Scientist Chris von Csefalvay is bashing the infamous Imperial College coronavirus model created by British epidemiologist Dr. Neil Ferguson, calling it "somewhere between negligence and unintentional but grave scientific misconduct."
Ferguson's mathematical model projected catastrophic death tolls rising into the millions - including in the U.S. - and was used as the foundation for massive lockdowns in the U.K. and around the world. Ferguson has since
resigned from his role as an adviser to the British government after breaking quarantine rules to meet his married lover, liberal activist Antonia Staats,
The Telegraph reports.
Csefalvay, a virologist and clinical computational epidemiologist, is now slamming Ferguson on his personal blog, as well as the British government for accepting such a flawed model as reason to shut down the entire country:
For those who are not in the computational fields: “my code is too complicated for you to get it” is not an acceptable excuse.

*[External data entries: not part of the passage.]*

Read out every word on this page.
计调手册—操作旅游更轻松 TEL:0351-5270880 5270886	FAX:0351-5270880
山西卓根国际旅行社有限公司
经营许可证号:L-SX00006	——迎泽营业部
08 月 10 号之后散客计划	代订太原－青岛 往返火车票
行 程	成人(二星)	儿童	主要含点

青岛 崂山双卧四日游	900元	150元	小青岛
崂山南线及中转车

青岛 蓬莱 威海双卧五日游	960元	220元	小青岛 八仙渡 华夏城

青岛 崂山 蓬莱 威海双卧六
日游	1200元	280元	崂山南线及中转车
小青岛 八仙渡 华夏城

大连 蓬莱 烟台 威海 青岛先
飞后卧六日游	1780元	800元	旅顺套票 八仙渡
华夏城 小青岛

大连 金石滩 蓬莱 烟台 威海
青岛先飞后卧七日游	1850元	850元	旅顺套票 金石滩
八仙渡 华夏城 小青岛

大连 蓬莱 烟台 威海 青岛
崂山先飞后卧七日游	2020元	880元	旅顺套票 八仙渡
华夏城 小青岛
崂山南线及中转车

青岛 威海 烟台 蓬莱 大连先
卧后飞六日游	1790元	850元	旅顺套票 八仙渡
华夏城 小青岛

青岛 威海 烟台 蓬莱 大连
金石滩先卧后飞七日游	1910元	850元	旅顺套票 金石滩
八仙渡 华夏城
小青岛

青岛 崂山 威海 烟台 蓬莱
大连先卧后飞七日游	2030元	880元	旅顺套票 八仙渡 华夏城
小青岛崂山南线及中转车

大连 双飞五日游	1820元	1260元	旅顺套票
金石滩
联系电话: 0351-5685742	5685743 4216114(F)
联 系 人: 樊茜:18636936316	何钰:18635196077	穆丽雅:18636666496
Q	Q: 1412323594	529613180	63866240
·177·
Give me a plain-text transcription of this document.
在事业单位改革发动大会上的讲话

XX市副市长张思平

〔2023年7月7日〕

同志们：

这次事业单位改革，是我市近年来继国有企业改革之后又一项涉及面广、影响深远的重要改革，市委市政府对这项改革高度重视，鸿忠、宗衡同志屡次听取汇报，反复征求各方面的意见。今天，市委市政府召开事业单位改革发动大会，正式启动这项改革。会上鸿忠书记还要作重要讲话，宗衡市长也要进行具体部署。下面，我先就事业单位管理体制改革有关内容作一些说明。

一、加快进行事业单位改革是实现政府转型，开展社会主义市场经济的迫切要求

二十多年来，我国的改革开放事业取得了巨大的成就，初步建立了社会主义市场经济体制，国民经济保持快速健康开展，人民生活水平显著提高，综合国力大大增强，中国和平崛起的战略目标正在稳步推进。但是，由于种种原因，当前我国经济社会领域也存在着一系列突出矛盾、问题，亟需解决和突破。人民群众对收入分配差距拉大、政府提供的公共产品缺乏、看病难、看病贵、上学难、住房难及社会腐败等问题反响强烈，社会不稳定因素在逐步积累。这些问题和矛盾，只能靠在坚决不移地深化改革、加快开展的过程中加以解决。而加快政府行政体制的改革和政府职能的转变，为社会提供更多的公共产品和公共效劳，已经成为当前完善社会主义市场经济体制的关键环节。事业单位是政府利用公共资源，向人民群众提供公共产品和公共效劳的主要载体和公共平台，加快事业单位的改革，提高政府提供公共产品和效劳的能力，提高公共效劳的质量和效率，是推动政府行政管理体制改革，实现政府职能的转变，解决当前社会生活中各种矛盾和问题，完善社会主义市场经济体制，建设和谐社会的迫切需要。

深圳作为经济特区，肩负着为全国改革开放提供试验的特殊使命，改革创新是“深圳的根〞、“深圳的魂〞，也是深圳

It is the duty of everyone who releases code to document it – within the codebase or outside (or a combination of the two). Greater minds than Neil Ferguson (with all due respect) have a tough enough time navigating a large code base, and especially where you have collaborators, it is not unusual to need a second or two to remember what a particular function is doing or what the arguments should be like. Or, to put it more bluntly: for thirteen years, taxpayer funding from the MRC went to Ferguson and his team, and all it produced was code that violated one of the most fundamental precepts of good software development – intelligibility.